Tutto è stato importante questa mattina, secondo ciò che sta scritto. Voi avete fatto una buona cosa accettando questo invito, perché avete colto un'opportunità che non sempre viene nella vita. Cogliete questa opportunità per chiedere a Dio di entrare nel vostro cuore e di dare la vostra vita a Gesù, in modo che la vostra speranza abbia un fine. E oltre a questo, dovete fare un'esperienza personale, perché è qualcosa che non si può spiegare.
Quando la Bibbia dice l'amore di Dio è stato sparso nei nostri cuori, bene, ma questo amore io non te lo posso raccontare. Ti posso trasmettere da cuore a cuore quello che io ho ricevuto da parte di Dio, e perché ho voluto che la mia vita potesse essere cambiata, trasformata. Ma tu devi fare l'esperienza personale con Gesù.
Credi nel Signore Gesù. Questo è importante, perché col cuore si crede, con la bocca si fa confessione di peccato, per ricevere la vita eterna. Cogli questa opportunità. È un appello che io faccio questa mattina al tuo cuore, perché tu possa conoscere la verità attraverso la Parola di Dio. Perché tu riconosca questa occasione. Non è a caso che tu ti trovi qua questa mattina.
E io voglio soltanto dirti che Dio possa benedire la decisione che tu fai, nel cuore di scegliere per Gesù e di crescere, di vivere per lui. Questo puoi fare. E Dio ci benedica ancora in questo giorno.
Preghiera conclusiva:
Padre, noi ti ringraziamo dal profondo del cuore perché possiamo stare davanti alla tua presenza. Io chiedo grazia, oh Signore, per questi cari che stamattina sono venuti in questo luogo, onorando te. E questo è bello, perché la tua Parola dice che tu onori tutti quelli che ti onorano. E ancora in questo giorno, Considera la decisione del cuore di ognuno di poter venire a te, oh Signore, con tutta sincerità. Io chiedo una benedizione particolare per quanti ancora non hanno fatto una scelta nella loro vita, affinché conoscano te, il solo vero Dio, e che ancora in questo giorno tu possa aprire il cuore, e lo Spirito Santo possa così parlare in profondità.
Benedici tu, Signore, queste anime, questi amici, questi fratelli, e chiunque ancora si trova in questo luogo.

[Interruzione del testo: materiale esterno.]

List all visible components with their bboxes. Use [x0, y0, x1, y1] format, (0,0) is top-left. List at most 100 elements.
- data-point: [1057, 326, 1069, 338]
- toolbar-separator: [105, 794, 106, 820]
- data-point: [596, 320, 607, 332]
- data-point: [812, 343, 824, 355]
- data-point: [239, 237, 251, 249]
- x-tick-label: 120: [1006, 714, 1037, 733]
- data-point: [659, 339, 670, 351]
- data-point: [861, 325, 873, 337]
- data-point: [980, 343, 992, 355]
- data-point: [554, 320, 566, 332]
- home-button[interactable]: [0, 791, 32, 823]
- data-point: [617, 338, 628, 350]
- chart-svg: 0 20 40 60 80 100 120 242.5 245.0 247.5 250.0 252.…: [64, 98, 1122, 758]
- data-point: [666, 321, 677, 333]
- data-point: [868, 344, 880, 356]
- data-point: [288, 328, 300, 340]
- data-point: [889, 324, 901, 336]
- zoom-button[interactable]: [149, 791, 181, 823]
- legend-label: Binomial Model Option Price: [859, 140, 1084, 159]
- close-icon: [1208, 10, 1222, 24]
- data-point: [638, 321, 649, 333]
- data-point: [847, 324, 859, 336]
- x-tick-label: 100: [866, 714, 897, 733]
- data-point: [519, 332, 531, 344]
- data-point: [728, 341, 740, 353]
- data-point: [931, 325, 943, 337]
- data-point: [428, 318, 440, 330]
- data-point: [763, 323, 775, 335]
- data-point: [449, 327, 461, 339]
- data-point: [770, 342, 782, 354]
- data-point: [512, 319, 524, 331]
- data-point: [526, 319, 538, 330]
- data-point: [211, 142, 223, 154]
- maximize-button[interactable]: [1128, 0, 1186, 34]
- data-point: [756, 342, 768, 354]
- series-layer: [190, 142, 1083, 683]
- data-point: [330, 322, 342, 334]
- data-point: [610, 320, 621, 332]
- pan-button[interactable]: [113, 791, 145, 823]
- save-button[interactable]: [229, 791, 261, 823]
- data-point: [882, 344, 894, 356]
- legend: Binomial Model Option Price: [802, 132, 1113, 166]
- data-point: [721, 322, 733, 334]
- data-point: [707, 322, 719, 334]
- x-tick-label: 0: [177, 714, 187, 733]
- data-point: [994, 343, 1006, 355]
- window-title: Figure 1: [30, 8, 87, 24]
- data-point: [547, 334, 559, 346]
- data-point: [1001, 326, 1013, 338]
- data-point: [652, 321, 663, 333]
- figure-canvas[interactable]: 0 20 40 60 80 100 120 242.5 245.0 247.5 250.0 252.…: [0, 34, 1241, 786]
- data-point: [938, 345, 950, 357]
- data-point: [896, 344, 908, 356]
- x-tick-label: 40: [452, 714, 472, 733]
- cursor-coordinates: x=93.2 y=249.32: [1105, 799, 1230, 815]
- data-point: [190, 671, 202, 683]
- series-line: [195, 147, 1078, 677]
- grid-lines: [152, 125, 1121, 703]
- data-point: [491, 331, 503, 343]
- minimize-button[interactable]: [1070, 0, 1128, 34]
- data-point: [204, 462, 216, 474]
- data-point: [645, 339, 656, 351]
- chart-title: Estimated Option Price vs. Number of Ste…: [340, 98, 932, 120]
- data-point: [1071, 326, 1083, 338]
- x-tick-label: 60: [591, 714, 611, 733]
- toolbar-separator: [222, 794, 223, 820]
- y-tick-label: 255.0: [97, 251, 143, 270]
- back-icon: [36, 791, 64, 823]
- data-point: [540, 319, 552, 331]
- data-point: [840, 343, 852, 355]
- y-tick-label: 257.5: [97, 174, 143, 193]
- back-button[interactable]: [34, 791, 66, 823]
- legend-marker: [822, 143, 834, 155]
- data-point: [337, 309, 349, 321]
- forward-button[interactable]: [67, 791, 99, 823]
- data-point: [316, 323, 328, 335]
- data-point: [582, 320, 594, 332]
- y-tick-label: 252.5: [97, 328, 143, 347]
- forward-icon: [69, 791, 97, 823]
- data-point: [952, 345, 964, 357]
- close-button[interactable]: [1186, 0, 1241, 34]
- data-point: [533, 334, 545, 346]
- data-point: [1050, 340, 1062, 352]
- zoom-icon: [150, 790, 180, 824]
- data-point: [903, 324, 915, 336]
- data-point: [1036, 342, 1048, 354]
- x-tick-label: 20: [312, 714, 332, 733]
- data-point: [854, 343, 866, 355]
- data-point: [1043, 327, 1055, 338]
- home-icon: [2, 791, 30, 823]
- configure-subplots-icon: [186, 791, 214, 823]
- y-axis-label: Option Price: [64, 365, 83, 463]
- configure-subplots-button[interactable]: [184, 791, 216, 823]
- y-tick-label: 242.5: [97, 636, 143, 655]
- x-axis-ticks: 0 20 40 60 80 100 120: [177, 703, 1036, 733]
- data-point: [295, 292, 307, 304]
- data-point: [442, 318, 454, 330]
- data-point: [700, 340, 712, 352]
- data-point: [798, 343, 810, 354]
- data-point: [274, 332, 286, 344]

La tua presenza noi chiediamo. Grazie ancora, e ti chiediamo di rimanere con noi in questa giornata, in questa piena libertà dello spirito, e di benedire anche quelli che faranno ritorno alle loro dimore, proteggendoli e parlando ancora al loro cuore. Tutte queste cose noi te le chiediamo questa mattina, Padre, nel nome di Gesù. Amen.